This is a subjective question on what constitutes "clean". I think we
both think the other solution isn't clean, so that's for others to
adjudicate.

> We follow user namespace rules and we keep "the parent defines a
> range that the children can't escape" semantics. There is a clear
> relation between user namespaces that should not be broken.

OK, so I separated the problem into a userns one, which remaps for the
processes in user space, and a vfs one which remaps the on-disk id.
However, they could be combined by allowing the userns to mount
shiftfs but only on designated filesystems and setting the uidmappings
to the same ones as the userns.

> We explicitly don't define a new user namespace mapping nor add a new
> interface for the simple reason it's: *too complicated*. We can do
> that, but no thanks! May be in future if there is a real need or
> things are clear... The current user namespace interface is getting
> standard and stable, so we just keep it that way and make it
> consistant inside VFS.

I don't accept the too complicated point. For fully unprivileged
containers, the host admin already has to set up the subuid/subgid map
files which is most of the complexity. Once that's done, the same maps
can be used to shift mount. Once it's all set up, no further
intervention is required.

> We give VFS control of that, and we make mount namespaces the central
> part of this whole logic.

Right, that's what causes the logic to thread throughout the entire vfs
and into the fs layer. The fundamental point of difference is that I'd
like a solution which encapsulates the problem rather than exposing it
to the vfs.

> We make admins life easier where they can pull container images, root
> filesystems from containers/apps hubs... verify the signature and
> start them with different mappings according to host resources... We
> don't want them to do anything. The design was planned to make it
> easier for users, it should work out of the box, and it can be used
> to handle complex stuff too, since it's flexible.

Either works easily for users. Setting stuff up is always the job of
the admin in both solutions.

> Able to support most filesystems including on-disk filesystems
> natively.

Shiftfs does this. More importantly it supports subtrees, so I can
unpack an image root on to an existing filesystem and remap it into a
container.

> Able to support disk quota according to the shifted UID/GID on-disk
> values. Especially during inode creation...

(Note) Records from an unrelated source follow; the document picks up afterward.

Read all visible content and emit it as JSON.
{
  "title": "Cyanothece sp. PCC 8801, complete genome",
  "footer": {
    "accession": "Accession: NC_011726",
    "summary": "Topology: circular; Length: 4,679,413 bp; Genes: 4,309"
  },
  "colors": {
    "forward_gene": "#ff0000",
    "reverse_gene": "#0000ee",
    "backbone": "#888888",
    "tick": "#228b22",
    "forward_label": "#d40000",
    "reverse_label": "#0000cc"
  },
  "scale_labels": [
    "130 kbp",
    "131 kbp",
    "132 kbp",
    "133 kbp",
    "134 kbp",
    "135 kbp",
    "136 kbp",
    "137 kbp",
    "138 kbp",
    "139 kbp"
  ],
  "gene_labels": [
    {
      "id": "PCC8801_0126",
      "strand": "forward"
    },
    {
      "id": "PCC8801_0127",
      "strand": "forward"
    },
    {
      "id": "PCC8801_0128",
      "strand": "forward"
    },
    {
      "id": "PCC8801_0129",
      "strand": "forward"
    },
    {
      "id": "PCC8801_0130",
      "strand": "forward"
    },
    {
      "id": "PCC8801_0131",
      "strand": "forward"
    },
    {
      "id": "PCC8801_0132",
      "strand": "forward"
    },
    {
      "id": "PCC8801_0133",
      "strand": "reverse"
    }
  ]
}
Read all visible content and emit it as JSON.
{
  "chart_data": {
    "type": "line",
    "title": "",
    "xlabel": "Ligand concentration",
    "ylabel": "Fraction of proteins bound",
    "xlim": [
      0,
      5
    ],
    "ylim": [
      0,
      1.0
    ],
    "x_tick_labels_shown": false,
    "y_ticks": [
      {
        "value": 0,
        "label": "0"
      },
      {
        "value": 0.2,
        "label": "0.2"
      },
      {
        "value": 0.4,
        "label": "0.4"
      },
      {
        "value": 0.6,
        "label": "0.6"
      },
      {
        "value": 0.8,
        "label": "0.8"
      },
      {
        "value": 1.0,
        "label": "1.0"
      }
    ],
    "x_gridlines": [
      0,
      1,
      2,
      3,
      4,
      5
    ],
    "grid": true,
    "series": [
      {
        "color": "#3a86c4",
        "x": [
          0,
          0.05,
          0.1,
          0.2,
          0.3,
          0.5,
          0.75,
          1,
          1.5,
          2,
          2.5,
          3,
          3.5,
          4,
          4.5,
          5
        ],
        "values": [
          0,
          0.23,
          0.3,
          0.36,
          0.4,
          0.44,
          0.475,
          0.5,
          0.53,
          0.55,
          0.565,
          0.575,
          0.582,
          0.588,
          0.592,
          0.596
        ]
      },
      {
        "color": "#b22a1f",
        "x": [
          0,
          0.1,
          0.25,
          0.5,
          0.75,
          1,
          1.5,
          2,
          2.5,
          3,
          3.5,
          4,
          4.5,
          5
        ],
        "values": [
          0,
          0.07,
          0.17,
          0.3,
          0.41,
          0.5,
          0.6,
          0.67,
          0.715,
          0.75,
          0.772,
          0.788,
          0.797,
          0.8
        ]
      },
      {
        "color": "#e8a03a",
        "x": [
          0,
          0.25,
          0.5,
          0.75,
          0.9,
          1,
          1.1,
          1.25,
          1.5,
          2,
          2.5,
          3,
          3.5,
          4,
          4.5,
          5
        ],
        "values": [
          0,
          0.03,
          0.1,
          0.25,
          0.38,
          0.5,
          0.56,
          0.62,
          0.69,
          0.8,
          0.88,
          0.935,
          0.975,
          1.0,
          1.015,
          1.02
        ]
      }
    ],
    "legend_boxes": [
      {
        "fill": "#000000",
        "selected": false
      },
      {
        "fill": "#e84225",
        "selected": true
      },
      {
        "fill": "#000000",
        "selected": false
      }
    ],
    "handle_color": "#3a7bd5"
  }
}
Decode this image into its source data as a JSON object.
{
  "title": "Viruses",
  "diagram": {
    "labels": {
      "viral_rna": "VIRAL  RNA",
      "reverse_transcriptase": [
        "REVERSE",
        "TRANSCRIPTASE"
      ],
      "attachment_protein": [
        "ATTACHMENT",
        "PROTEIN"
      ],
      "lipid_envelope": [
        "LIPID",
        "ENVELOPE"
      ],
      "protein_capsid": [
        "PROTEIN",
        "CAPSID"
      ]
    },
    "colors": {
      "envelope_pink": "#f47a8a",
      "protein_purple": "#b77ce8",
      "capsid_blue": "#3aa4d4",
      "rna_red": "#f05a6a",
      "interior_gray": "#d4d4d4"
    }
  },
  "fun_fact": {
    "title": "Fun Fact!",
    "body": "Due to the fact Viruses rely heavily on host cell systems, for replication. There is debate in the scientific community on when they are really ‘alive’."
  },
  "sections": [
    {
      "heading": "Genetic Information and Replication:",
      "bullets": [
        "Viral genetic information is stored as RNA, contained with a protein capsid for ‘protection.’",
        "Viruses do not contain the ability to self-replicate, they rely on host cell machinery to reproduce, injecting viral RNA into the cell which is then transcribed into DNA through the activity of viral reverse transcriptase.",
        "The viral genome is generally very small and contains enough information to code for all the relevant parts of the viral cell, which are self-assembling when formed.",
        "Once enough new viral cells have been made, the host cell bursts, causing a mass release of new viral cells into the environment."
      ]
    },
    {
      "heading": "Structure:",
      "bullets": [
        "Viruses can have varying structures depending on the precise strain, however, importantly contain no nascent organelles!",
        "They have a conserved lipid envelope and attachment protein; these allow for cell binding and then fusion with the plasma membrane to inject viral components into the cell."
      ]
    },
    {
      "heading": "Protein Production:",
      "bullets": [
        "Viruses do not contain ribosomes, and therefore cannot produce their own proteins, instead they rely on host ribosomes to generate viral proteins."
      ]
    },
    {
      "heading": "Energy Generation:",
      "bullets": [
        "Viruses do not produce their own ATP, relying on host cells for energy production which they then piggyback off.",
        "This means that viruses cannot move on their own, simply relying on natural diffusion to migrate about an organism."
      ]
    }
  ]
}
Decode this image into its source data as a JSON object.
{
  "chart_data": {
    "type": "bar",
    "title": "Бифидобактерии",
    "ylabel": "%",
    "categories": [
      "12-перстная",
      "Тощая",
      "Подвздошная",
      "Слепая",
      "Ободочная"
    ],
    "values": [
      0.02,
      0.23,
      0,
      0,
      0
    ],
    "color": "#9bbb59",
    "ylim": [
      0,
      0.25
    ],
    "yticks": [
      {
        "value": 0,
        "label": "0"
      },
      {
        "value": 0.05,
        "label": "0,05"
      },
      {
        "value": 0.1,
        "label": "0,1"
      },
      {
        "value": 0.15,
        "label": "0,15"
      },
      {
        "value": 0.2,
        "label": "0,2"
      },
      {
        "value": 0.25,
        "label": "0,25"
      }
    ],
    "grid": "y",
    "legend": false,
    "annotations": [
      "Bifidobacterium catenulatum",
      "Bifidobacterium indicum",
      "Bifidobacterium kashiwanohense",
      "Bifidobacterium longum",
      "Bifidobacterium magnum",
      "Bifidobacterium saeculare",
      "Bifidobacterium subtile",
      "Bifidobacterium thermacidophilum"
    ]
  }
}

Quota can be shifted, I just wasn't sure it was necessary. If the
usual use case is for unpacked roots, chances are you want the
remapping to use the group quota of the userns owner, which they'd get
naturally so, while it's possible to remap projid, I didn't think it
needed to be done.

> Able to support ACL if requested.

Both do this.

> The user namespace mapping is kept a runtime configure option, we
> don't pin a special mapping at any time, and of course parent creator
> of user namespace is the one that can manipulate it, at the same time
> the mapping is restricted according to grandpa rules and so on...
>
> It allows unprivileged to use the VFS UID/GID shift without the
> intervention of a privileged process each time. The real privileged
> process sets the filesystem and the mount namespace the first time,
> then it should work for all nested namespaces and containers. It does
> not need the intervation of init_user_ns root to set the mapping and
> make it work, you don't have to go in and go out to setup the thing,
> etc.

Both solutions work like this. When I use this for shifted roots of
emulation containers, it's set up once at start of day. I then build
the containers unprivileged using newsubuid/newsubgid as I'm using
them. Once the shifts are done at start of day, no other admin support
is required.

James


> We don't do this on behalf of filesystems, they should explicitly
> support it. procfs and other host resource virtual filesystems are
> safe and currently they don't need shifting.
>
> We try to fix the problem where it should be fixed, and not hide
> it...